Friday, August 9, 2013

Well, Who am I?

 I am the daughter of my beloved Father in heaven who saved me from my sins, accepts me for who I am and is constantly teaching me and training me in His ways. Without my Father I would be lost, broken, and utterly confused not knowing what to do. I'm so grateful, and I thank Him everyday for His continual presence in my daily life.

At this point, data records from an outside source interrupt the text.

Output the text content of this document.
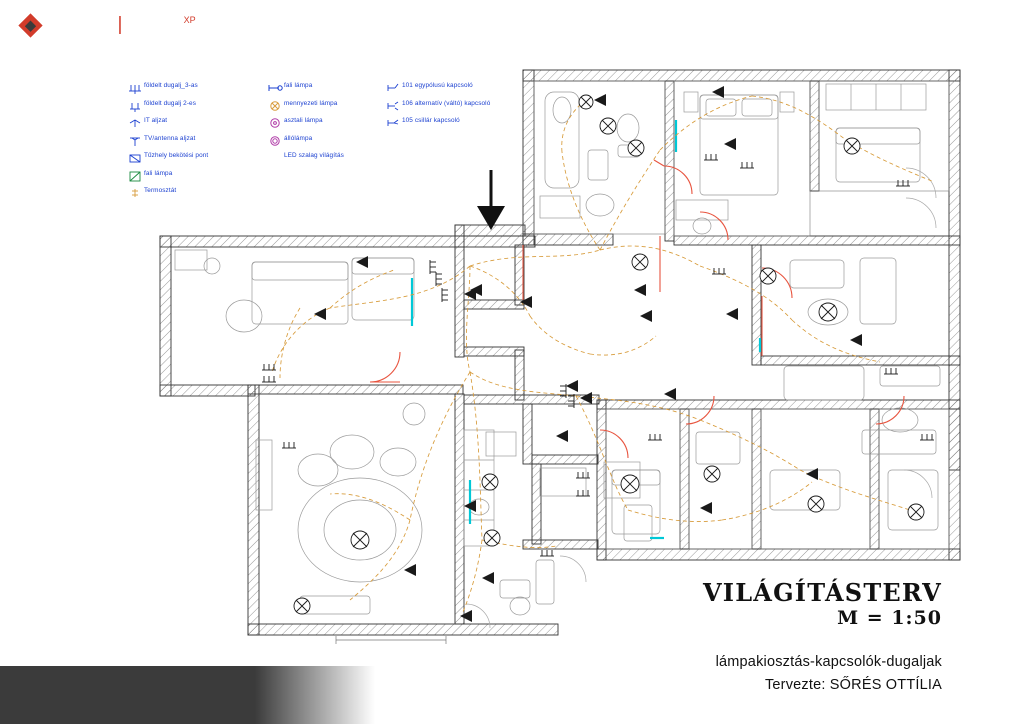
földelt dugalj_3-as
földelt dugalj 2-es
IT aljzat
TV/antenna aljzat
Tűzhely bekötési pont
fali lámpa
Termosztát
fali lámpa
mennyezeti lámpa
asztali lámpa
állólámpa
LED szalag világítás
101 egypólusú kapcsoló
106 alternatív (váltó) kapcsoló
105 csillár kapcsoló
VILÁGÍTÁSTERV
M = 1:50
lámpakiosztás-kapcsolók-dugaljak
Tervezte: SŐRÉS OTTÍLIA
ARCH|LINE $^{XP}$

 Now for a little bit more about myself... My name is Cheyenne, I am an 18 year old homeschool graduate, the second oldest of 8 children, and at the moment a SAHD. I am saving up for an online birth doula course and will hopefully be working within the next year in this amazing field. I love children and I want to be apart of bringing precious life into the world, there is absolutely nothing else like it in my opinion. I am addicted to reading seriously if you could read books for a living, then I would be doing just that but I have yet to find a job like this. Writing takes a close second, I positively love writing, I am currently occupied with writing a book of poetry and working on a series of children's books, which is a hint at my title of this blog. Reading and writing complete me, I am not myself without either of them and I thank God for the ability to do both for I would be an utter mess without them. Homesteading and all things nature ties for third and you will find many photos on these subjects all throughout my blogging I hope you don't mind! Although you will rarely find photos of myself on the blog as I really don't like to take pictures of myself on here as I don't like to take them! My family will make regular appearances on here, but not too much of me will, but you will get the smallest glimpse of me every once in a while!
 It has taken me awhile to muster up the courage to start a blog, partially because I thought it wouldn't amount to anything, but I have come to realize it could actually turn into something wonderful. I write a lot, so this would be a perfect place to post pieces of my work and have others (kindly!!) critique my work so that I can take your kind suggestions and weave them into my work. All of my content is copyrighted so please email me or comment below and ask permission before you use my work and please link back to my website to give credit where it's due. I am all about fairness and would appreciate if others do the same. And don't be shy! I want to hear comments from those who come onto my blog!
 I believe this concludes my post about Who I am and what you can expect to find out about me, as time goes on you will know a lot more of who I am and I hope to find out more about those who read my blog. So have fun, and take a look around!